Tetris is one of the most popular games of all time. It has surpassed 100 million paid mobile downloads since 2005 and has been copied on more platforms than any other game, truly maintaining a pervasive presence in our world more than 25 years after it first debuted. It’s a game filled with nuance, and scientists have used it in studies for years. Now, it seems, playing Tetris can help curb your cravings.

Psychologists from Plymouth University and Queensland University of Technology, Australia, used a natural setting instead of a lab for their experiment, in which they monitored participants for levels of craving while being prompted to play the classic puzzler during random intervals throughout the day. The report, published in the international journal Addictive Behaviors, found that playing Tetris interfered with desires for food, drugs, cigarettes, alcohol, and even sex.

The seven-day study found that playing the game helped people manage their cravings, so much so that the authors of the study want to test out their theory on people who are dependent on drugs.

"We think the Tetris effect happens because craving involves imagining the experience of consuming a particular substance or indulging in a particular activity," said Professor Jackie Andrade, from the School of Psychology and the Cognition Institute at Plymouth University, in a press release. "Playing a visually interesting game like Tetris occupies the mental processes that support that imagery; it is hard to imagine something vividly and play Tetris at the same time."

Andrade went on to state that playing Tetris decreased the strength of a person’s craving for drugs, food, and other activities by as much as 70 percent. She said the experiment was the first of its kind outside the lab that saw a reduction in cravings outside of food. "Playing a visually interesting game like Tetris occupies the mental processes that support that imagery," she said. "It is hard to imagine something vividly and play Tetris at the same time."

Thirty-one undergraduates ages 18 to 27 were prompted seven times a day via text to report any cravings they were experiencing, as well as report any craving they experienced proactively, without being prompted. Fifteen of the students were required to play Tetris for three minutes before reporting their craving levels again.

Out of the 30 percent who reported, the most commonly reported cravings were for food and non-alcoholic drinks, which made up nearly two-thirds of the reports.

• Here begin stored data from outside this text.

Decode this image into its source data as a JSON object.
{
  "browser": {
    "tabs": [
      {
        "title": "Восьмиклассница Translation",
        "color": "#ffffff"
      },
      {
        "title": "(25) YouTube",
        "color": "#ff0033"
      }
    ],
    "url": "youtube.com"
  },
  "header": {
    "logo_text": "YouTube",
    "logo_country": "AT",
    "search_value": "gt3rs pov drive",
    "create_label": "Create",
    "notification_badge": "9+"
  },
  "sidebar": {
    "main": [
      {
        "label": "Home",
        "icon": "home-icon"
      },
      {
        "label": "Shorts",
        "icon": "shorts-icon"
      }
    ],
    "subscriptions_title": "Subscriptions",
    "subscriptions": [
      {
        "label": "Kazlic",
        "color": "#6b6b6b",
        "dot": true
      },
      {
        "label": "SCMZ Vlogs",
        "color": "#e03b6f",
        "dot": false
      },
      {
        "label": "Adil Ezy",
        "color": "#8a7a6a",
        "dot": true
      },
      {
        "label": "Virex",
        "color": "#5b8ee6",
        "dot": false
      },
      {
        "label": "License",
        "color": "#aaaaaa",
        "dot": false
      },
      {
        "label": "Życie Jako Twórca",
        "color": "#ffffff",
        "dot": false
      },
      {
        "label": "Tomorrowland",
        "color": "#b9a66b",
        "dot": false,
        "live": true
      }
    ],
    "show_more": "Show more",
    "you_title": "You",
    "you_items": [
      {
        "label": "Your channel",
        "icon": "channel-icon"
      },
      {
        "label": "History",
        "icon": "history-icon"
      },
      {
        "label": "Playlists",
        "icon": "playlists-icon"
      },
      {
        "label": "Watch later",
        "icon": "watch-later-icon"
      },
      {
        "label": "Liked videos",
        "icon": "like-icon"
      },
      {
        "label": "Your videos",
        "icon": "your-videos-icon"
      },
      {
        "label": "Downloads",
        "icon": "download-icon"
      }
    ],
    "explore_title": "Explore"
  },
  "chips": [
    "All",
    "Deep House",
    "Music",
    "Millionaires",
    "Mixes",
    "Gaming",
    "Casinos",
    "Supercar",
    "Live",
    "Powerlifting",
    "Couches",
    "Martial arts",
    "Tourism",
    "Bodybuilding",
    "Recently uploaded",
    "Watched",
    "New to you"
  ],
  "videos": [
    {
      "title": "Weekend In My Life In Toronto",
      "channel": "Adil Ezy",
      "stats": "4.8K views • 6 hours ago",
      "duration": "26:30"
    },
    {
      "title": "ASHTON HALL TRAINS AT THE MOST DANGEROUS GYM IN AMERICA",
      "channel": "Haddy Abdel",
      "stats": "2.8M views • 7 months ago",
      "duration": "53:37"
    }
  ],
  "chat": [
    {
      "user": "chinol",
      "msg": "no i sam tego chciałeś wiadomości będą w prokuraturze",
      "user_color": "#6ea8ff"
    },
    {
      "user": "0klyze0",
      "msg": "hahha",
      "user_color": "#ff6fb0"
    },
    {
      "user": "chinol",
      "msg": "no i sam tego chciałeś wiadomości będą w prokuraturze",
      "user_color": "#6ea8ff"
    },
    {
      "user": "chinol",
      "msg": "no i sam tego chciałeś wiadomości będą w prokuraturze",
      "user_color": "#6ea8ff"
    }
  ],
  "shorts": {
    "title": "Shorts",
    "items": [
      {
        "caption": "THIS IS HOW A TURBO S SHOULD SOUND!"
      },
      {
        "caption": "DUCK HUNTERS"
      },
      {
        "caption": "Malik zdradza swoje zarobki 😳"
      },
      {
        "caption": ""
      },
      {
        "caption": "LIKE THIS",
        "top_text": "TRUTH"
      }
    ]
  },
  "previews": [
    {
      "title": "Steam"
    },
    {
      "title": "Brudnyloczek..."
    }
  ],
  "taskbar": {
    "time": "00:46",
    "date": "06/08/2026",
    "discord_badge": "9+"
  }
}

Twenty-one percent of reported cravings were for substances like drugs, coffee, alcohol, or cigarettes, while miscellaneous activities like sex or playing video games made up 16 percent of the reported cravings.

"The impact of Tetris on craving was consistent across the week and on all craving types," said Professor Jon May, also of Plymouth University. "People played the game 40 times on average, but the effect did not seem to wear off."

The lasting effect of playing Tetris could be a useful tool to help manage people’s cravings daily and over extended periods.